Child refugees and migrants suffer most by border restrictions, says UNICEF

10:20
On 20 February 2016, refugees from Afghanistan walk towards the Tabanovce reception centre for refugees in the former Yugoslav Republic of Macedonia after being refused entry into Serbia. Hundreds of Afghan refugees, including children and women, are stuck in freezing conditions in Tabanovce in the former Yugoslav Republic of Macedonian as border changes in the Balkan region create confusion and chaos.

Hundreds of Afghan refugees, including children and women, are stuck in freezing conditions in Tabanovce in the former Yugoslav Republic of Macedonian as border changes in the Balkan region create confusion and chaos.

© UNICEF/UN010691/Georgiev – Hundreds of Afghan refugees, including children and women, are stuck in freezing conditions in Tabanovce in the former Yugoslav Republic of Macedonian as border changes in the Balkan region create confusion and chaos.

 

GENEVA/ HONG KONG, 1 March, 2016 – The dire situation unfolding at border points along the Balkan land route, especially in the former Yugoslav Republic of Macedonia and Greece, has left thousands of children stranded, distressed and at risk of poor health and abuse, says UNICEF.

In the chaos and confusion, children have been forced to sleep outside in the open in squalid conditions for over a week, lacking access to basic services, such as showers and the right food. Families risk separation, and children have been stuck outside transit centres or for hours in trains with no clear destination.
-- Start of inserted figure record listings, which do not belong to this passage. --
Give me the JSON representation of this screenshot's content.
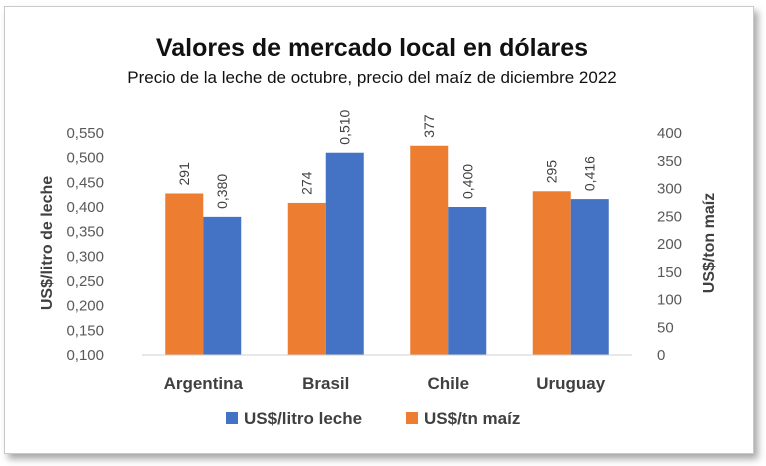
{
  "chart_data": {
    "type": "bar",
    "title": "Valores de mercado local en dólares",
    "subtitle": "Precio de la leche de octubre, precio del maíz de diciembre 2022",
    "categories": [
      "Argentina",
      "Brasil",
      "Chile",
      "Uruguay"
    ],
    "ylabel": "US$/litro de leche",
    "y2label": "US$/ton maíz",
    "ylim": [
      0.1,
      0.55
    ],
    "y2lim": [
      0,
      400
    ],
    "y_ticks": [
      "0,100",
      "0,150",
      "0,200",
      "0,250",
      "0,300",
      "0,350",
      "0,400",
      "0,450",
      "0,500",
      "0,550"
    ],
    "y2_ticks": [
      "0",
      "50",
      "100",
      "150",
      "200",
      "250",
      "300",
      "350",
      "400"
    ],
    "grid": false,
    "legend_position": "bottom",
    "series": [
      {
        "name": "US$/tn maíz",
        "axis": "right",
        "color": "#ED7D31",
        "values": [
          291,
          274,
          377,
          295
        ],
        "labels": [
          "291",
          "274",
          "377",
          "295"
        ]
      },
      {
        "name": "US$/litro leche",
        "axis": "left",
        "color": "#4472C4",
        "values": [
          0.38,
          0.51,
          0.4,
          0.416
        ],
        "labels": [
          "0,380",
          "0,510",
          "0,400",
          "0,416"
        ]
      }
    ],
    "legend_order": [
      "US$/litro leche",
      "US$/tn maíz"
    ]
  }
}
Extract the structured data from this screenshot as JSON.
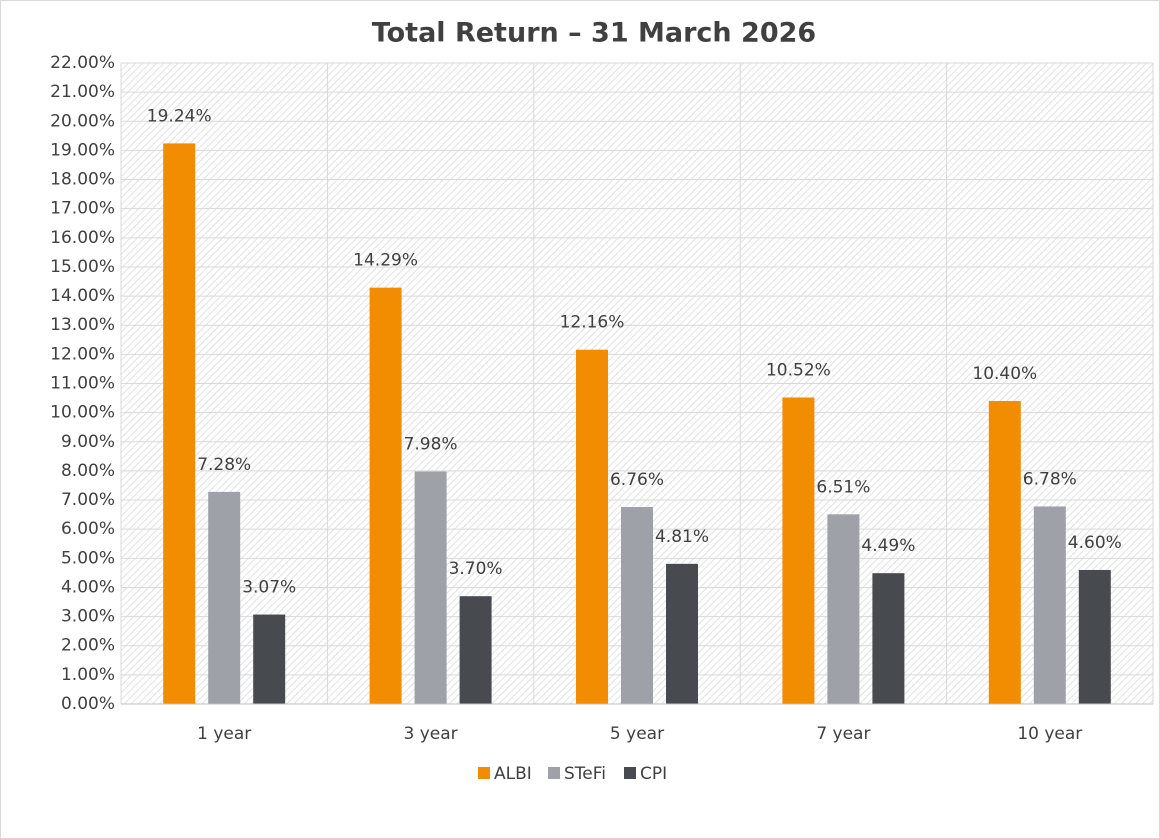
{
  "chart_data": {
    "type": "bar",
    "title": "Total Return – 31 March 2026",
    "categories": [
      "1 year",
      "3 year",
      "5 year",
      "7 year",
      "10 year"
    ],
    "series": [
      {
        "name": "ALBI",
        "color": "#f28c00",
        "values": [
          19.24,
          14.29,
          12.16,
          10.52,
          10.4
        ],
        "value_labels": [
          "19.24%",
          "14.29%",
          "12.16%",
          "10.52%",
          "10.40%"
        ]
      },
      {
        "name": "STeFi",
        "color": "#9ea1a8",
        "values": [
          7.28,
          7.98,
          6.76,
          6.51,
          6.78
        ],
        "value_labels": [
          "7.28%",
          "7.98%",
          "6.76%",
          "6.51%",
          "6.78%"
        ]
      },
      {
        "name": "CPI",
        "color": "#474b50",
        "values": [
          3.07,
          3.7,
          4.81,
          4.49,
          4.6
        ],
        "value_labels": [
          "3.07%",
          "3.70%",
          "4.81%",
          "4.49%",
          "4.60%"
        ]
      }
    ],
    "ylim": [
      0,
      22
    ],
    "yticks": [
      {
        "value": 0,
        "label": "0.00%"
      },
      {
        "value": 1,
        "label": "1.00%"
      },
      {
        "value": 2,
        "label": "2.00%"
      },
      {
        "value": 3,
        "label": "3.00%"
      },
      {
        "value": 4,
        "label": "4.00%"
      },
      {
        "value": 5,
        "label": "5.00%"
      },
      {
        "value": 6,
        "label": "6.00%"
      },
      {
        "value": 7,
        "label": "7.00%"
      },
      {
        "value": 8,
        "label": "8.00%"
      },
      {
        "value": 9,
        "label": "9.00%"
      },
      {
        "value": 10,
        "label": "10.00%"
      },
      {
        "value": 11,
        "label": "11.00%"
      },
      {
        "value": 12,
        "label": "12.00%"
      },
      {
        "value": 13,
        "label": "13.00%"
      },
      {
        "value": 14,
        "label": "14.00%"
      },
      {
        "value": 15,
        "label": "15.00%"
      },
      {
        "value": 16,
        "label": "16.00%"
      },
      {
        "value": 17,
        "label": "17.00%"
      },
      {
        "value": 18,
        "label": "18.00%"
      },
      {
        "value": 19,
        "label": "19.00%"
      },
      {
        "value": 20,
        "label": "20.00%"
      },
      {
        "value": 21,
        "label": "21.00%"
      },
      {
        "value": 22,
        "label": "22.00%"
      }
    ],
    "grid": true,
    "legend": "bottom"
  }
}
© UNICEF/UN010692/Georgiev
Children and women seek shelter at UNICEF child friendly space at the Tabanovce reception centre for refugees in the former Yugoslav Republic of Macedonia after being refused entry into Serbia.

“What I am witnessing here is small children under the age of five stuck in between two fences,” said Jesper Jensen, UNICEF emergency field co-ordinator in Gevgelijia, in the former Yugoslav Republic of Macedonia. “They cannot go forward and they cannot go back – they need shelter and rest and they need to know what lies ahead.”

Due to the rapidly-evolving situation at border transit centres in the former Yugoslav Republic of Macedonia, UNICEF has been scaling up its response. These activities include facilitating access to water and sanitation facilities, especially for children and small babies, and providing personal hygiene items and food to help children and their families cope amidst distressing conditions.

UNICEF repeats the call for a united, co-ordinated approach by all governments along the primary transit routes and in countries of destination.  No child should have to spend the night without shelter and without access to basic services.